Comparing Biological Sequences in GPUs, Hybrid Platforms and Federated Clouds: Three Case Studies
Alba Cristina Magalhaes Alves de Melo and Alessandro Ferreira Leite
04 April 2013, 15:30 - 04 April 2013, 16:30
Salle/Bat : 465/PCRI-N
Contact :
christine.eisenbeis@lri.fr
Activités de recherche :
Résumé :
Biological Sequence Comparison is a very important problem in Bioinformatics. Comparing sequences with exact methods such as Smith-Waterman takes a considerablee amount of time and, for this reason, parallel strategies have been employed to obtain results faster. In this talk, we will first present the biological sequence comparison problem and some exact algorithms used to solve it. We will then talk about three case studies: (a) exact alignment of Megabase DNA sequences in GPUs (Graphics Processing Units); (b) exact comparison of a set of protein query sequences with a huge genomic database in a hybrid platform composed of multicores and GPUs and (c) exact comparison of a set of protein sequences with a huge genomic database in a Federated Public Cloud environment.
Short Bio
Alba Cristina Magalhaes Alves de Melo received the Ph.D. degree in Computer Science from the Institut National Polytechnique de Grenoble, France, in 1996, the Ms.C. degree in Computer Science from UFRGS, Brazil, in 1991 and the BS degree in Computer Science from UnB, Brazil, in 1986. She is currently an Associate Professor at the University of Brasilia, Brazil, and a CNPq Researcher level 1D. Her current research interests include cloud, grid, cluster and P2P computing, bioinformatics and application-specific accelerators. She has advised 18 graduate students in these research areas and published several papers in prestigious international journals and conferences. She is a Senior Member of the IEEE Society and IEEE Computer Society.
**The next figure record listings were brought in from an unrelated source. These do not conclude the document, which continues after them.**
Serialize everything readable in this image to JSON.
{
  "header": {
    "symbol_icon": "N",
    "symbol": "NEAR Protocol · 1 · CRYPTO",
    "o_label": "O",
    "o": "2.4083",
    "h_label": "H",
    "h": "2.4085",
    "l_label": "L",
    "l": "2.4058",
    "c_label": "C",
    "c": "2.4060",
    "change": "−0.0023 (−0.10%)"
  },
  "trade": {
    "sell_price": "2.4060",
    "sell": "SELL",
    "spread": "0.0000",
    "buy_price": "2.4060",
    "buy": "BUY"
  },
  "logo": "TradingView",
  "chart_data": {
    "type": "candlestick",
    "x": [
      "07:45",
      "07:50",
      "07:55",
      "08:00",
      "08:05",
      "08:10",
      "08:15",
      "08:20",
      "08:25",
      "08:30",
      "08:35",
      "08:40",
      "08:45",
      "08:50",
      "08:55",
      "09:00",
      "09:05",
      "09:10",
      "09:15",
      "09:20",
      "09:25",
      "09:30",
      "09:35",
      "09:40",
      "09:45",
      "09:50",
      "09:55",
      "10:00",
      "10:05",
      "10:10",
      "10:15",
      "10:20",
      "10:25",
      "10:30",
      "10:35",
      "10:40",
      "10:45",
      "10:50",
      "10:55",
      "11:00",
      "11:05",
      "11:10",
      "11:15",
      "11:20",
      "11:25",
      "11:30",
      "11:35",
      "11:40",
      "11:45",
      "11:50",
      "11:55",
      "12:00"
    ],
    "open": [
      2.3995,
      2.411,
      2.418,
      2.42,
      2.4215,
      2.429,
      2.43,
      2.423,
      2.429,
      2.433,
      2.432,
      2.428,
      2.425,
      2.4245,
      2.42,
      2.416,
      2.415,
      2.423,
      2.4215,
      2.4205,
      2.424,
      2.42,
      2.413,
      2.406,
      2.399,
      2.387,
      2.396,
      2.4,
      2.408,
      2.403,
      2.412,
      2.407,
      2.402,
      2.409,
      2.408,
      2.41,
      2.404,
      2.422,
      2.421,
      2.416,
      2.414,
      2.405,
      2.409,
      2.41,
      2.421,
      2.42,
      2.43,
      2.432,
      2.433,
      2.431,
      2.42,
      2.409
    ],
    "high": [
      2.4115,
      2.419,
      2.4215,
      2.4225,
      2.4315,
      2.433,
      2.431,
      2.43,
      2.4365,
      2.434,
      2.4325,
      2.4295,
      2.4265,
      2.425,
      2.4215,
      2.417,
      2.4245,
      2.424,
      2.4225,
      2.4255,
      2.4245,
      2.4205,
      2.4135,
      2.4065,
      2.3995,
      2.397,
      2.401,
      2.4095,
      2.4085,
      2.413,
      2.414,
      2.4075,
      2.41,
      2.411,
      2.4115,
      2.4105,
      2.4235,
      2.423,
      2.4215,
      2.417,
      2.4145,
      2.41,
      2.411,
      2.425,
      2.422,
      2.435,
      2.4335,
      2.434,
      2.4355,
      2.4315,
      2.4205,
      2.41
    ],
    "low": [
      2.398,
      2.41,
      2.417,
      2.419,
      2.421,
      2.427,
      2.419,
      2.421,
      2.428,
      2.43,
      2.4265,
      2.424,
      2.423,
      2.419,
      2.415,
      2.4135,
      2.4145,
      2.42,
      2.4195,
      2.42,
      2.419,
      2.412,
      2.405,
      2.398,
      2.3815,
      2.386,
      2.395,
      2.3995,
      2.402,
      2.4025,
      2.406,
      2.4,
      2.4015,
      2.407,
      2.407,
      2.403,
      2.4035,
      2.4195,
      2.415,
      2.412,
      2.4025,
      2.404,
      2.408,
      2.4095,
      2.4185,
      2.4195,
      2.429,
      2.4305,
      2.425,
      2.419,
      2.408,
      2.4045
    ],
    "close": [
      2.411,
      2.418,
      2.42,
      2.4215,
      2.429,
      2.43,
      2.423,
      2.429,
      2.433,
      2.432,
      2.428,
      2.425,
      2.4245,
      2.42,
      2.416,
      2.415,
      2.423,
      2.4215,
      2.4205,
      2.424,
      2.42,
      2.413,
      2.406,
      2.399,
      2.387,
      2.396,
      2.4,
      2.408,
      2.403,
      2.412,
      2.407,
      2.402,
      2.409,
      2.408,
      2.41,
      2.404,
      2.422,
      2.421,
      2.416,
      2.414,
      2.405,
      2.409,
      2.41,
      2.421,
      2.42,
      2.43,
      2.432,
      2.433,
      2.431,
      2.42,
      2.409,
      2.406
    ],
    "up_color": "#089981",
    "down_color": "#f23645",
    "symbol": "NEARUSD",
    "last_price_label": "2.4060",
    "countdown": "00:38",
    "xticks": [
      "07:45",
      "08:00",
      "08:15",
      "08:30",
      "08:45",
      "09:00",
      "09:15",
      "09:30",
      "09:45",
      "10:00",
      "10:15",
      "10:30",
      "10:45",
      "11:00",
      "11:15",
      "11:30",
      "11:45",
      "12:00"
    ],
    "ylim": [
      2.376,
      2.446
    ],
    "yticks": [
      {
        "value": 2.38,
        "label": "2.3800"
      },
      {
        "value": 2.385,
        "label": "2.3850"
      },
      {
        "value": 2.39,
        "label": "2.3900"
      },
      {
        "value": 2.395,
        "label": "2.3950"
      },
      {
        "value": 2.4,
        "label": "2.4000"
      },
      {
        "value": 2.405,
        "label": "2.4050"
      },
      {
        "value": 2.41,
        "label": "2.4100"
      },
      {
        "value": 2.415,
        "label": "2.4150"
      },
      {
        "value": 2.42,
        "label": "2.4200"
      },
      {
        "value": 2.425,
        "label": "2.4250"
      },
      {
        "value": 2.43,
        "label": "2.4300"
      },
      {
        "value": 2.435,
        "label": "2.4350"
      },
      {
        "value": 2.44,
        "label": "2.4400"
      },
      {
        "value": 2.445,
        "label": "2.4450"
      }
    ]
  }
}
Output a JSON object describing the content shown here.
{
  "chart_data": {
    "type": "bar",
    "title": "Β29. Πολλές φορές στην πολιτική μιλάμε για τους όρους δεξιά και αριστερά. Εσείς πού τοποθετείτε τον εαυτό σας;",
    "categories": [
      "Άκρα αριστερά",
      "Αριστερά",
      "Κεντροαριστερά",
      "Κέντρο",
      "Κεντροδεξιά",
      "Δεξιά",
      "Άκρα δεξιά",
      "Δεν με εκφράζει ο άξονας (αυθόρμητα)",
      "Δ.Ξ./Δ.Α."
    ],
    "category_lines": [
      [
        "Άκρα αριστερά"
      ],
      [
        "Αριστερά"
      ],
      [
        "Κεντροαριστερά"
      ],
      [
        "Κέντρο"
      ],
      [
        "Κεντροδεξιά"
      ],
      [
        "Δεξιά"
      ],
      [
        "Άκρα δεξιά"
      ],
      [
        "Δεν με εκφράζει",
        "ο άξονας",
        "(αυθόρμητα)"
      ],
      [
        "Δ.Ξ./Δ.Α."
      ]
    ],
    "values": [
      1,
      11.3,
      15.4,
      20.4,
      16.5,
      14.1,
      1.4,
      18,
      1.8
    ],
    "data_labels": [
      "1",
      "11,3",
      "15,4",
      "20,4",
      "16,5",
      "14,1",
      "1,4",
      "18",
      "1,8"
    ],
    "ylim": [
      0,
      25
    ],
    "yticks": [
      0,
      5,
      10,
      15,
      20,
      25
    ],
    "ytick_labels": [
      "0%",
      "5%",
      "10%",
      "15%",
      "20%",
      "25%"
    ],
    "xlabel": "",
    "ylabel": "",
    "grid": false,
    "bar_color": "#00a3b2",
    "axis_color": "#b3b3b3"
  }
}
Alessandro Ferreira Leite is a Ph.D. student at the Université Paris-Sud 11 and University of Brasilia. He received his M.Sc. degree in Computer Science from the University of Brasilia, Brazil, in 2010 and his B.Sc. in Computer Science in 2008. His current research interests include cloud, grid, cluster and P2P computing, machine learning and network flows algorithms.